The issue to be decided was whether a general liability policy provided coverage for progressive damage caused by water penetration which resulted from defective construction. In the initial Crossmann opinion, the court found defective construction was not an occurrence because it lacked the "accident" portion of the definition of "occurrence." In the substituted opinion, the court reversed itself. The court noted an "occurrence" was once simply defined as an "accident." However, in 1966, the definition of an "occurrence" was expanded to include "continuous or repeated exposure to substantially the same general harmful conditions." The court conceded that it had, along with other courts, struggled to discern the meaning of the expanded occurrence definition in the context of progressive damage cases. The court concluded in its August decision that the lack of a clear meaning left an ambiguity that must be construed against the insurer, stating, "In sum, we clarify that negligent or defective construction resulting in damage to otherwise non-defective components may constitute property damage, but the defective construction would not."
In the second significant holding in Crossmann, the court rejected "joint and several liability" for insurers providing coverage in a progressive damage suit, instead adopting a "time on risk" framework. In so doing, the court overruled Century Indemnity Co. v. Golden Hill Builders, Inc., 348 S.C. 559, 561 S.E. 2d 355 (2002), and Century Indemnity's apparent adoption of the "joint and several" framework. The "time on risk" rule limits an insurer's exposure to damage that takes place during the policy period. It also requires a policyholder to bear a pro rata portion of the loss corresponding to any portion of the progressive damage during which the policyholder was not insured or purchased insufficient insurance.
Courts adhering to the "joint and several" theory require each triggered insurer to indemnify its policyholder for the entire loss caused by progressive damage, up to the policy limit. The policyholder is often permitted to target the policy from which it will seek indemnity. That insurer may then seek partial reimbursement from other insurers. The Crossmann opinion rejected that approach as ignoring the policy language limiting the insurer's obligation to pay sums attributable to property damage that occurred during the policy period.
The court then gave guidance to the trial courts on how to apply the "time on risk" approach. The court noted an ideal application of the approach would require the fact finder to determine precisely how much of the injury-in-fact occurred during each policy period. The court recognized this was often both scientifically and administratively impossible.
In cases where it was impossible to know the exact measure of damages attributable to the injury, courts have divided the total incurred as a result of the property damage and then devised a formula to divide that loss in a manner that reasonably approximates the loss attributable to each policy period. The formula consists of the number of years an insurer provided coverage divided by the total number of years during which the damage progressed, which is multiplied by the total amount the policyholder has become liable to pay as damages for the entire progressive injury. The court noted this is a default rule that assumed the damage occurred in equal proportions; however, if proof is available showing the damage progressed in some different way, then the allocation of losses would need to conform to that proof.

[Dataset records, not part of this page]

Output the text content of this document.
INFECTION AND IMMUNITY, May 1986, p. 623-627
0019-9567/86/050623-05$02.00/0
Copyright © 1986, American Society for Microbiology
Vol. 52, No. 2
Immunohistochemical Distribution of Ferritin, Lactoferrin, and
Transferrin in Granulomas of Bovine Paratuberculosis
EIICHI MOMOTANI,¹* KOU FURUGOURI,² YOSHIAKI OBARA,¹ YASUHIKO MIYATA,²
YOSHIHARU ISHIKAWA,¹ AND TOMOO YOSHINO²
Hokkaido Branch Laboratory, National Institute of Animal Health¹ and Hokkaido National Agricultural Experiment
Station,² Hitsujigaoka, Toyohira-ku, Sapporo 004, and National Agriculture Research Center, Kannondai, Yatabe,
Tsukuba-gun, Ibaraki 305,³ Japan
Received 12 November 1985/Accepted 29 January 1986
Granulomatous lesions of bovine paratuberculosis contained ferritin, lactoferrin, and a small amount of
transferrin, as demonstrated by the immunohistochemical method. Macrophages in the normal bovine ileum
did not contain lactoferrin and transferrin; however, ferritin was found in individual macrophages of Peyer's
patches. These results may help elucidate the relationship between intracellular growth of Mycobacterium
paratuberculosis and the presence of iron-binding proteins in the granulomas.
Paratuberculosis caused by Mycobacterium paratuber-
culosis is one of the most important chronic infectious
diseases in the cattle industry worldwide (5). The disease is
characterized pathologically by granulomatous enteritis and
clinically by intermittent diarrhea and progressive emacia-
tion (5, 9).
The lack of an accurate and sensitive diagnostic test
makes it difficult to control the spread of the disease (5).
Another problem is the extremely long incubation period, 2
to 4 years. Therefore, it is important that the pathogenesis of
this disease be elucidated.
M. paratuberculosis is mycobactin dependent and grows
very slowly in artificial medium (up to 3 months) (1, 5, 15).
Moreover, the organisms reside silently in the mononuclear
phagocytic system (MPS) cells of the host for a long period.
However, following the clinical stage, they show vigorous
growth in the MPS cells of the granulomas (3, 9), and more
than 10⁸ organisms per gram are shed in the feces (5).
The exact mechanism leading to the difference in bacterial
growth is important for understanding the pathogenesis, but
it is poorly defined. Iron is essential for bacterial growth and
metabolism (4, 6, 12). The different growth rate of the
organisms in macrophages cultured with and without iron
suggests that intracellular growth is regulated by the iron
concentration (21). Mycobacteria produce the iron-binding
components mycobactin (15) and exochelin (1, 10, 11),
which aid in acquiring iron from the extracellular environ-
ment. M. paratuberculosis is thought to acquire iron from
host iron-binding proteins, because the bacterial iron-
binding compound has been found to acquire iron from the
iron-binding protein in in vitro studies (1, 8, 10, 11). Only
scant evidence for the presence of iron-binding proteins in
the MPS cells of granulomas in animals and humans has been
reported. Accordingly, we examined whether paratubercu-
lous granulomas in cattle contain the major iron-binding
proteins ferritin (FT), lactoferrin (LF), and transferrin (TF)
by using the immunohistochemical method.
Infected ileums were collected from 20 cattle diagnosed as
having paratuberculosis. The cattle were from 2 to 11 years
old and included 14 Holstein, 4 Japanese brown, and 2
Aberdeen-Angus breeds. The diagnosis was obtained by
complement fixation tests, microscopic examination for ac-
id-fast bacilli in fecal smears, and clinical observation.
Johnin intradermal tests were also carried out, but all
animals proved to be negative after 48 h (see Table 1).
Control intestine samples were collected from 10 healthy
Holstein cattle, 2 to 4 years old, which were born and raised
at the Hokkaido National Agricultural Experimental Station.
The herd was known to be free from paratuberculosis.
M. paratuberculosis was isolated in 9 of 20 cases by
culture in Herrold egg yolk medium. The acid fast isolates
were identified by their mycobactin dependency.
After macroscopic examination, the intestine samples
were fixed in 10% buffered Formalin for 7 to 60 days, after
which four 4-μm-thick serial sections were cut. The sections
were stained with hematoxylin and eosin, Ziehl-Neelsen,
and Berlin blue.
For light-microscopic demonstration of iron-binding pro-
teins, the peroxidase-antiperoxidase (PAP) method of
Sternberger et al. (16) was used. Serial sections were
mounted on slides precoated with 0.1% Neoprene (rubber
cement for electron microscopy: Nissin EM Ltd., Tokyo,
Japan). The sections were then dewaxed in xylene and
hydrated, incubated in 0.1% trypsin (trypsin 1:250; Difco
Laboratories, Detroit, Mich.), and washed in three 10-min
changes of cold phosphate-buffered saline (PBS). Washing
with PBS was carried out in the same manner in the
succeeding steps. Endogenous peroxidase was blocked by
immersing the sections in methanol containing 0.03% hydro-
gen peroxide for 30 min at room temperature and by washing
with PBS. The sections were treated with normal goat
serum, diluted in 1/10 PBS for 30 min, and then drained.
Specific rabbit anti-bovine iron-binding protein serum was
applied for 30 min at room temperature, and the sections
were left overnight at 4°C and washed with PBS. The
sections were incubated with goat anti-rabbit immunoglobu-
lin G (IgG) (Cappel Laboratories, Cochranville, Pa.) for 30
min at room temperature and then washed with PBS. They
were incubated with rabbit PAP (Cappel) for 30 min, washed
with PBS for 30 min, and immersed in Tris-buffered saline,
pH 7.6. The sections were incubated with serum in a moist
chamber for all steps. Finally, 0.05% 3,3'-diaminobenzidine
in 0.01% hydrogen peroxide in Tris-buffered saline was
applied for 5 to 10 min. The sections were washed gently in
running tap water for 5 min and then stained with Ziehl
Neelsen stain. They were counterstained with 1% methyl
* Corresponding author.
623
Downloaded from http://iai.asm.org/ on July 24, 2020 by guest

Turning to the underlying facts in Crossmann, the court noted a strict application of the "time on risk" formula might be inappropriate. In the underlying case, there were numerous buildings involved that each had their own certificates of occupancy. The parties stipulated the damage began within 30 days after the certificate of occupancy was issued for each building. Thus, as to each building, each policy may be "on the risk" for a slightly different proportion. The court left it to the trial court to determine a reasonable methodology for resolving the damages issue.
Notably, the decision largely obviates South Carolina Code § 38-61-70, signed into law this summer, which was rushed through the legislature in response to the initial Crossmann opinion. Section 38-61-70 defines "Commercial General Liability" policies of insurance as they relate to construction professionals. The statute provides that commercial general liability insurance policies shall contain or be deemed to contain a definition of "occurrence" that includes:
- an accident, including continuous or repeated exposure to substantially the same general harmful conditions; and
- property damage or bodily injury resulting from faulty workmanship, exclusive of the faulty workmanship itself.
In footnote six of the opinion, the Crossmann court noted it did not address "recent legislation that seeks in part to impose a construction on existing insurance policies in pending actions." Subsequent to the passage of the legislation, Harleysville filed suit in the Supreme Court's original jurisdiction seeking a finding, among other things, that retroactive application of the legislation was unconstitutional. The Crossmann opinion likely renders the suit moot.
In conclusion, South Carolina rejoins those jurisdictions holding that general liability policies may provide coverage for resulting damage in progressive injury construction defect cases. Fortunately, an insurer's exposure is now limited to the resulting damage that takes places during the policy period. Insurers are no longer potentially liable for all of the damage simply as a result of having coverage for a limited portion of a larger period of resulting damage.